E speriamo che chiuda bene...
E speriamo che chiuda bene…

PISTOIA. Piano piano si sta allargando la riflessione sulla città metropolitana e sul ruolo di Pistoia nella Toscana del futuro. E subito si presenta un possibile equivoco che deve essere radicalmente sgombrato: l’alternativa tra la città metropolitana Firenze-Prato-Pistoia e una realtà che vedrebbe unite Prato-Pistoia-Lucca. In sostanza si è iniziato a ragionare se Pistoia debba guardare verso Firenze o verso Lucca, a ovest oppure ad est.
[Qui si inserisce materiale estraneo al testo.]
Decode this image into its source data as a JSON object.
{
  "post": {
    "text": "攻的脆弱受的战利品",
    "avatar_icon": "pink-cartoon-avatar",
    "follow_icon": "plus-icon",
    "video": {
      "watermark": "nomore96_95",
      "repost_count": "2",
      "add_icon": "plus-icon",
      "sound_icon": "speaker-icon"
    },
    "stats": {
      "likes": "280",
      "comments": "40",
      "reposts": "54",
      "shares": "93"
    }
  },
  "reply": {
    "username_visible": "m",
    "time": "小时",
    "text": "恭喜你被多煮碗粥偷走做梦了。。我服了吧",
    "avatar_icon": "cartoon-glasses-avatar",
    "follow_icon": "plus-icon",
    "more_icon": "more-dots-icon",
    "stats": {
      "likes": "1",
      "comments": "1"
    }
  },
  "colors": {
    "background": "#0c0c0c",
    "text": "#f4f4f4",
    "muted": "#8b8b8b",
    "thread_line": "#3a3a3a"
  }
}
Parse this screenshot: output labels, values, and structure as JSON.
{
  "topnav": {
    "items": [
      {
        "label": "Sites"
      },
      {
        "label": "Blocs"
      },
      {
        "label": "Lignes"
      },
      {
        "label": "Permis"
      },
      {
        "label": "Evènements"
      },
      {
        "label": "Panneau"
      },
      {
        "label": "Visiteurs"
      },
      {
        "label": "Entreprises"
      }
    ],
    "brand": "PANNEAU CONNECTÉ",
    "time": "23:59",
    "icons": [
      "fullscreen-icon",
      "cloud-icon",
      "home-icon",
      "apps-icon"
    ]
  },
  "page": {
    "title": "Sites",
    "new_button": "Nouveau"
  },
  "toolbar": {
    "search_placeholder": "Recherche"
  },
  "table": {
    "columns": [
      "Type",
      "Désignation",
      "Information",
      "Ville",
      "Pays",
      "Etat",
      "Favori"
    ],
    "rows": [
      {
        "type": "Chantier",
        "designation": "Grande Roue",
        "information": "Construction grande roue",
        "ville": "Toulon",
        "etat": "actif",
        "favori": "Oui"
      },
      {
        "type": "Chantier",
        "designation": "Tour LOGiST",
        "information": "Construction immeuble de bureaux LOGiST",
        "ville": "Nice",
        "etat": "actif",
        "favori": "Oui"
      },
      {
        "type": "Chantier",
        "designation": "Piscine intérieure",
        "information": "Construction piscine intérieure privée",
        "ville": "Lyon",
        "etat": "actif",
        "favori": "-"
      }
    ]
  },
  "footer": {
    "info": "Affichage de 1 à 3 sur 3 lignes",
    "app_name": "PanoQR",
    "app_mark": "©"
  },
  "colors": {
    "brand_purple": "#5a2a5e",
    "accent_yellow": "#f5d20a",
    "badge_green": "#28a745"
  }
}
Questo modo di ragionare, oltre a presentare elementi di rigidità, rischia di non avere molto senso ed ha come conseguenza solo quella di indebolire Pistoia. Io dico che Pistoia deve guardare sia a Firenze che a Lucca e provo a spiegarmi.

Verso Firenze si deve guardare perché una recente riforma ha previsto lo strumento istituzionale della città metropolitana, uno strumento che consentirebbe di unirsi anche a Prato per azioni istituzionalmente riconosciute, come ad esempio la richiesta di finanziamenti europei.

Verso Lucca, ma anche verso altre realtà come ad esempio il nord dell’Emilia e il sud di Empoli, si deve guardare per rafforzare azioni politiche che vanno oltre la mera dimensione istituzionale (economia, credito/finanza, sociale, etc.).

In sostanza, grazie alla nostra collocazione strategica Pistoia può davvero diventare la grande cerniera che unisce da Firenze fino, Lucca, e far questo non deve perdere alcuna occasione, o meglio, deve afferrarle tutte.